# basking light high energy



## madmarty (Jan 22, 2010)

hi as a temp measure can a high engery saving bulb be used as a basking light till pay day its 11 watt (same as a 60 watt)
thanks martin


----------



## Meko (Apr 29, 2007)

an energy saving bulb barely gives off heat.. By 'till pay day' does that mean till you can spend £6 on a branded 'reptile' bulb? you don't need a branded one, just a 50p bulb from Asda will do the job.


----------



## madmarty (Jan 22, 2010)

Meko said:


> an energy saving bulb barely gives off heat.. By 'till pay day' does that mean till you can spend £6 on a branded 'reptile' bulb? you don't need a branded one, just a 50p bulb from Asda will do the job.


please give more advice on the £6 or any bulb please as at our reptile shop there 18 to 35 thanks


----------



## Meko (Apr 29, 2007)

what kind of bulbs are they?

if it's just a bulb for basking then all it is, is a spot light.
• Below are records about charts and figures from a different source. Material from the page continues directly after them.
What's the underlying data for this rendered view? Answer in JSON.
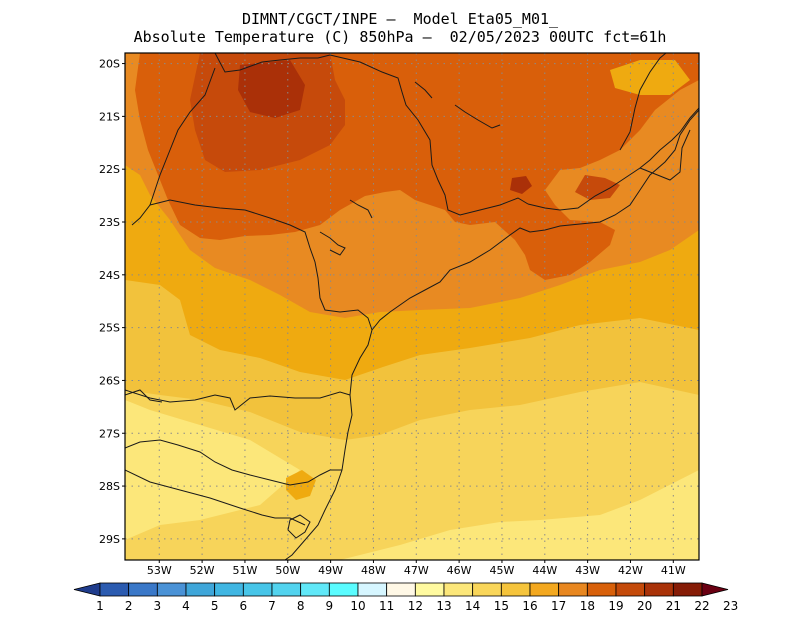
{
  "header": {
    "line1": "DIMNT/CGCT/INPE –  Model Eta05_M01_",
    "line2": "Absolute Temperature (C) 850hPa –  02/05/2023 00UTC fct=61h"
  },
  "map": {
    "lat_labels": [
      "20S",
      "21S",
      "22S",
      "23S",
      "24S",
      "25S",
      "26S",
      "27S",
      "28S",
      "29S"
    ],
    "lon_labels": [
      "53W",
      "52W",
      "51W",
      "50W",
      "49W",
      "48W",
      "47W",
      "46W",
      "45W",
      "44W",
      "43W",
      "42W",
      "41W"
    ],
    "lon_range": [
      -53.8,
      -40.4
    ],
    "lat_range": [
      -29.4,
      -19.8
    ],
    "grid": "dotted"
  },
  "legend": {
    "values": [
      "1",
      "2",
      "3",
      "4",
      "5",
      "6",
      "7",
      "8",
      "9",
      "10",
      "11",
      "12",
      "13",
      "14",
      "15",
      "16",
      "17",
      "18",
      "19",
      "20",
      "21",
      "22",
      "23"
    ],
    "colors": [
      "#1f3c8c",
      "#2b5bb0",
      "#3a78c8",
      "#4a92d6",
      "#3fa6d9",
      "#40b6e2",
      "#47c5e8",
      "#52d3ee",
      "#60e8f8",
      "#5afcff",
      "#d6f6ff",
      "#fff8e6",
      "#fffaa0",
      "#fce77a",
      "#f9d65a",
      "#f5c43c",
      "#f3a81f",
      "#e88720",
      "#d8600a",
      "#c44a0a",
      "#a93208",
      "#861c06",
      "#6a0012"
    ]
  },
  "colors": {
    "t13": "#fce77a",
    "t14": "#f7d45a",
    "t15": "#f2c23c",
    "t16": "#efaa10",
    "t17": "#e88a22",
    "t18": "#d95f0a",
    "t19": "#c64a0b",
    "t20": "#aa3008"
  }
}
£1.52 from Wickes for 3 R80 60W ES Spot Bulb - Lightbulbs - Interior Lighting -Decorating & Interiors - Wickes


is yours an MVB? UVB and heat bulb? like these









do you have 1 bulb or a heat bulb and a UVB tube?


----------



## madmarty (Jan 22, 2010)

*cheers*

cheers thank you
at mo its a screw in sun glow 50 (cant get above 90 f)

im off b nq n hopefull i can keep both my beardies now as wife cant say its to dear thanks again


----------



## shrek (Jun 19, 2008)

do you have a seperate uv lamp ie tube or compact as well as basking or is it 1 lamp


----------



## madmarty (Jan 22, 2010)

*bulb*

hi ive got a uvb strip light n a sunglow basking bulb


----------



## Meko (Apr 29, 2007)

if you've got a UVB strip light then you definately don't need to be spending £30 on a basking bulb. You can 60 of them instead for that price.


----------



## madmarty (Jan 22, 2010)

Meko said:


> an energy saving bulb barely gives off heat.. By 'till pay day' does that mean till you can spend £6 on a branded 'reptile' bulb? you don't need a branded one, just a 50p bulb from Asda will do the job.


 thank you so much i cought b nq in time and got 2 r80 60watts spot at £1.38 thanks again spot on (would u still ave to use heat resistant cable if wireing thses up


----------



## Meko (Apr 29, 2007)

not really with a 60watt. I think standard cable will take up to 100watt but not 100% sure. I know you need the thicker cable for a 150watt bulb.


----------